While they calculate probabilities differently, as the sample size grows large, random variability gets minimized and the priors' influence reduces. Under the law of large numbers, the frequentist and Bayesian methods converge on similar rate estimates.
For example, say we have a test where the frequentist confidence interval is 5.0% +/- 1.0%. The Bayesian credible interval with weak priors might be 5.1% +/- 0.9%. Such minor differences have no practical impact on decision making.
So especially if you follow best practices like setting appropriate power targets and allowing tests to reach statistical significance, the choice of statistical philosophy doesn't greatly affect the outcome.
When does it Matter?
However, there are a few A/B testing scenarios where the frequentist vs Bayesian choice is more consequential:
- Very low traffic - with only a few hundred visitors, priors' influence is much greater
- Attempting to end tests early - fewer data points means priors sway results more
- Niche segments - small groups exaggerate differences in statistics
- Radical changes - big jumps can conflict more with weak priors
- Multiple testing - bias from priors accumulates over many fast tests
In these cases, the right statistical school depends on your perspective and risk tolerance. But for most standard, high-traffic A/B tests, either philosophy leads to materially similar results.
What's more Important?
Rather than obsessing over frequentist vs Bayesian, most A/B testing practitioners should focus on other aspects:
- Crafting a high-quality test design: clear hypothesis, key metrics, big enough sample, etc.
- Implementing changes correctly: no confounding factors, proper randomization, etc.
- Analyzing the impact over time: learning effects, seasonality, post-test performance, etc.
- Combining A/B testing with other data: surveys, multi-touch attribution, observational data, etc.
- Building a testing roadmap: priority questions, key segments, power analyses, etc.
- Interpreting results thoughtfully: within context, acknowledging limitations, etc.
- Website speed and performance: Web performance during the testing period.
These factors often have a much bigger influence on A/B testing success than the core statistical approach taken.
In summary, here is my take as someone who leans frequentist:
- For standard A/B tests, either statistical philosophy often leads to similar results
- Frequentist has advantages in simplicity, conservatism, and detecting long-term changes
- Bayesian offers benefits like faster learning and expressing uncertainty
- But other aspects of testing have far more impact on success
So don't get overhung up on being a devoted frequentist or Bayesian.
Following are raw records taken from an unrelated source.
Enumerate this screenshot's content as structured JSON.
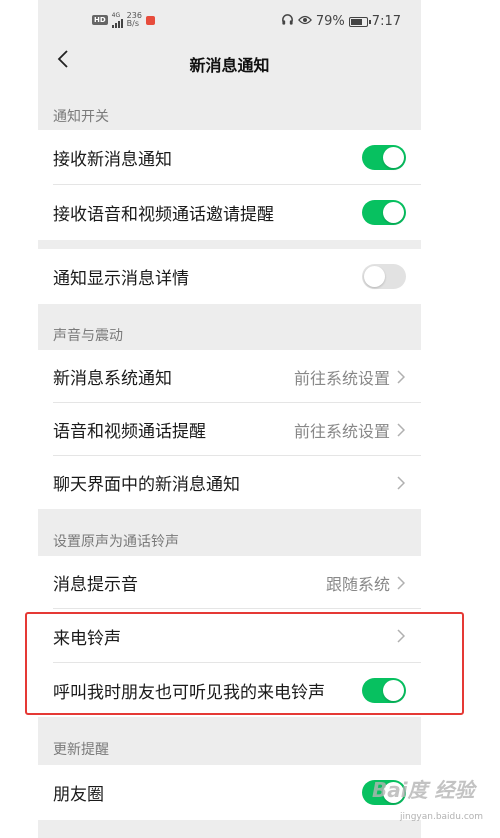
{
  "status_bar": {
    "hd": "HD",
    "network": "4G",
    "speed_value": "236",
    "speed_unit": "B/s",
    "battery": "79%",
    "time": "7:17",
    "battery_level": 0.79
  },
  "nav": {
    "title": "新消息通知"
  },
  "sections": {
    "notify_switch": {
      "header": "通知开关"
    },
    "sound_vibration": {
      "header": "声音与震动"
    },
    "ringtone": {
      "header": "设置原声为通话铃声"
    },
    "update": {
      "header": "更新提醒"
    }
  },
  "rows": {
    "receive_new": {
      "label": "接收新消息通知",
      "toggle": true
    },
    "receive_call_invite": {
      "label": "接收语音和视频通话邀请提醒",
      "toggle": true
    },
    "show_details": {
      "label": "通知显示消息详情",
      "toggle": false
    },
    "system_notify": {
      "label": "新消息系统通知",
      "value": "前往系统设置"
    },
    "call_reminder": {
      "label": "语音和视频通话提醒",
      "value": "前往系统设置"
    },
    "chat_notify": {
      "label": "聊天界面中的新消息通知"
    },
    "msg_sound": {
      "label": "消息提示音",
      "value": "跟随系统"
    },
    "incoming_ringtone": {
      "label": "来电铃声"
    },
    "friends_hear_ringtone": {
      "label": "呼叫我时朋友也可听见我的来电铃声",
      "toggle": true
    },
    "moments": {
      "label": "朋友圈",
      "toggle": true
    }
  },
  "watermark": {
    "text": "Bai度 经验",
    "sub": "jingyan.baidu.com"
  },
  "colors": {
    "toggle_on": "#07c160",
    "toggle_off": "#e2e2e2",
    "highlight": "#e53935",
    "background": "#ededed"
  },
  "icons": {
    "back": "chevron-left-icon",
    "row_arrow": "chevron-right-icon",
    "headset": "headset-icon",
    "eye": "eye-icon",
    "battery": "battery-icon",
    "signal": "signal-icon"
  }
}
Take a pragmatic approach, use the techniques that make sense for each situation, and focus on all the other areas that create great A/B testing practices.
- Frequentist vs Bayesian is endlessly debated but often inconsequential in practice
- For typical A/B tests, assuming a fixed truth estimated by data is reasonable
- Frequentist has strengths like simplicity, objectivity and conservatism
- Bayesian offers incorporating priors and quantifying uncertainty
- But for high-traffic tests, the results usually converge over time
- Choice matters more for niche segments, early stopping, or radical changes
- Many other test design factors have more impact on A/B testing success
So take a balanced approach and don't overindex on statistics philosophy. There are bigger fish to fry in creating an excellent A/B testing program.